Laki-laki Bergincu dan Genit




Dalam kebudayaan (Jawa) gejala kebancian atau transeksual sudah lama muncul dan hadir dalam dunia sastra. Tokoh Srikandi atau Sikandin dalam cerita wayang purwa yang didasarkan pada epos Mahabarata sebenarnya seorang banci. Namun para pujangga Jawa yang sudah beragama Islam kemudian memberinya peran sebagai perempuan bahkan dijadikan istri Arjuna. Raja Pandu Dewanata dari Amarta mungkin seorang homoseksual karena kelima anaknya yakni para Pandawa bukan anak biologisnya. Juga dalam cerita wayang yang diangkat dari epos Ramayana ada tokoh Kenya Wandu (perempuan banci) yang bernama Sarpa Kenaka, adik raja Dasamuka dari negeri Alengka. Serat Centhini sebuah karya sastra besar dalam budaya Jawa menuturkan hadirnya tokoh Sekh Among Raga seorang pengelana. Kata ‘among raga’ secara harfiah berarti ‘memanjakan tubuh’ alias memanjakan kebutuhan badani dalam ini kebutuhan birahi. Dalam Serat Centhini, Sekh Among Raga biasa menjalankan kegiatan seksual terhadap pengiringnya sesama lelaki.
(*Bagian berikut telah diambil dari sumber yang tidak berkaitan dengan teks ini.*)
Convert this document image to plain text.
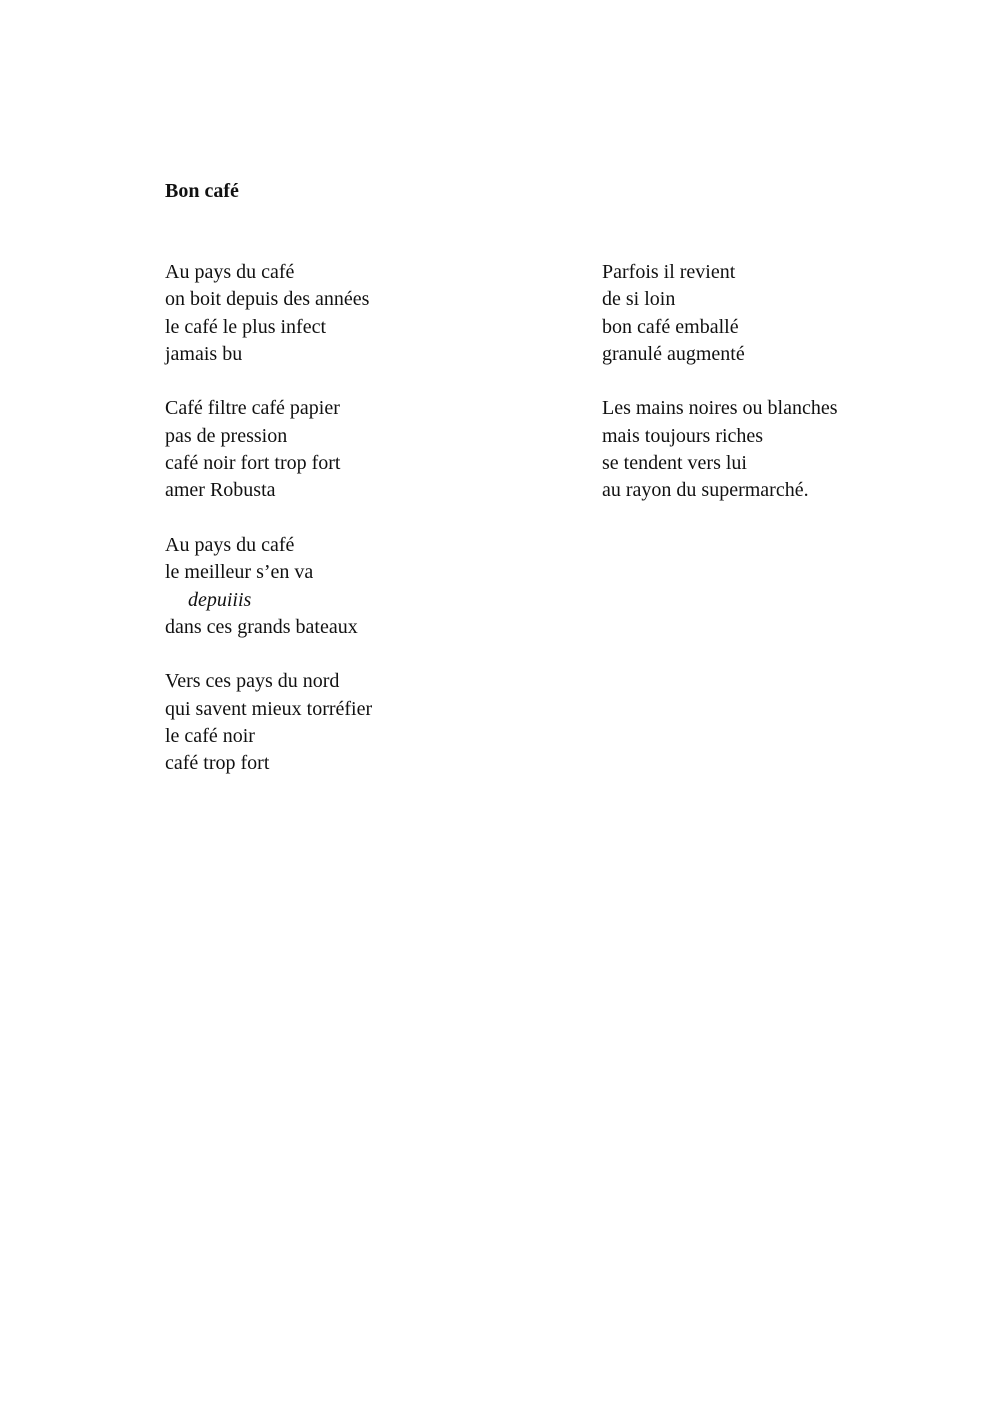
Bon café
Au pays du café
on boit depuis des années
le café le plus infect
jamais bu
Café filtre café papier
pas de pression
café noir fort trop fort
amer Robusta
Au pays du café
le meilleur s’en va
depuiiis
dans ces grands bateaux
Vers ces pays du nord
qui savent mieux torréfier
le café noir
café trop fort
Parfois il revient
de si loin
bon café emballé
granulé augmenté
Les mains noires ou blanches
mais toujours riches
se tendent vers lui
au rayon du supermarché.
Demikian, maka gejala kebancian bukan suatu yang dianggap aneh karena sudah lama dikenal oleh masyarakat Jawa. Sampai sekarang pun masyarakat Jawa mengenal adanya lengger lanang atau lengger laki-laki. Sebaliknya ada juga ebeg wadon atau penari kuda kepang perempuan. Tari ngremo di Jawa Timur, pelakunya laki-laki tetapi penampilan dan perilakunya dibuat sangat perempuan atau feminin.

Bagaimana menjelaskan gejala-gejala ini? Dari segi kebudayaan bisa ditarik kesimpulan spekulatif bahwa masyarakat atau orang pribadi  memang memiliki kecenderungan menyeberangi batas yang memisahkan kelelakian (maskulinitas) dan keperempuanan (feminitas). Ini disebabkan  manusia punya tabiat selalu ingin mencoba hal yang baru, yang tidak biasa,  dan kuriositasnya (ingin tahunya) tinggi karena dia diberi kekuatan akal.  Dengan kecenderungan seperti itu, maka bila tidak dikendalikan oleh iman, manusia bisa melakukan hal-hal yang menyimpang bahkan melawan kodrat. Maka iman menjadi kata kunci untuk menjaga perilaku manusia agar tetap pada jalur yang sudah diatur dalam syariat.

Fakta Biologis dan Psikis
Ilmu genetika menjelaskan bahwa dalam setiap tubuh manusia terdapat dua faktor, yakni faktor laki-laki dan faktor perempuan sekaligus. Sesosok tubuh akan hadir sebagai laki-laki apabila dalam tubuhnya faktor laki-laki dominasinya kuat  atas faktor perempuan, dan sebaliknya. Tetapi apabila terjadi suatu kondisi, dan hal ini tidak banyak, di mana kedua faktor tersebut tidak ada yang dominan,  sama atau hampir sama kekuatannya maka akan terjadi kegalauan kesadaran pada pribadi tersebut. Maksudnya, secara lahiriyah dia hadir sebagai laki-laki misalnya namun perilakunya feminin. Apabila hanya sampai pada taraf demikian, bisa dikatakan belum menjadi masalah. Namun apabila secara psikis  dia punya kesadaran sebagai perempuan walaupun bertubuh laki-laki – atau sebaliknya – ini memang repot. Maka ada yang mengambil solusi ekstrem yakni operasi alih kelamin.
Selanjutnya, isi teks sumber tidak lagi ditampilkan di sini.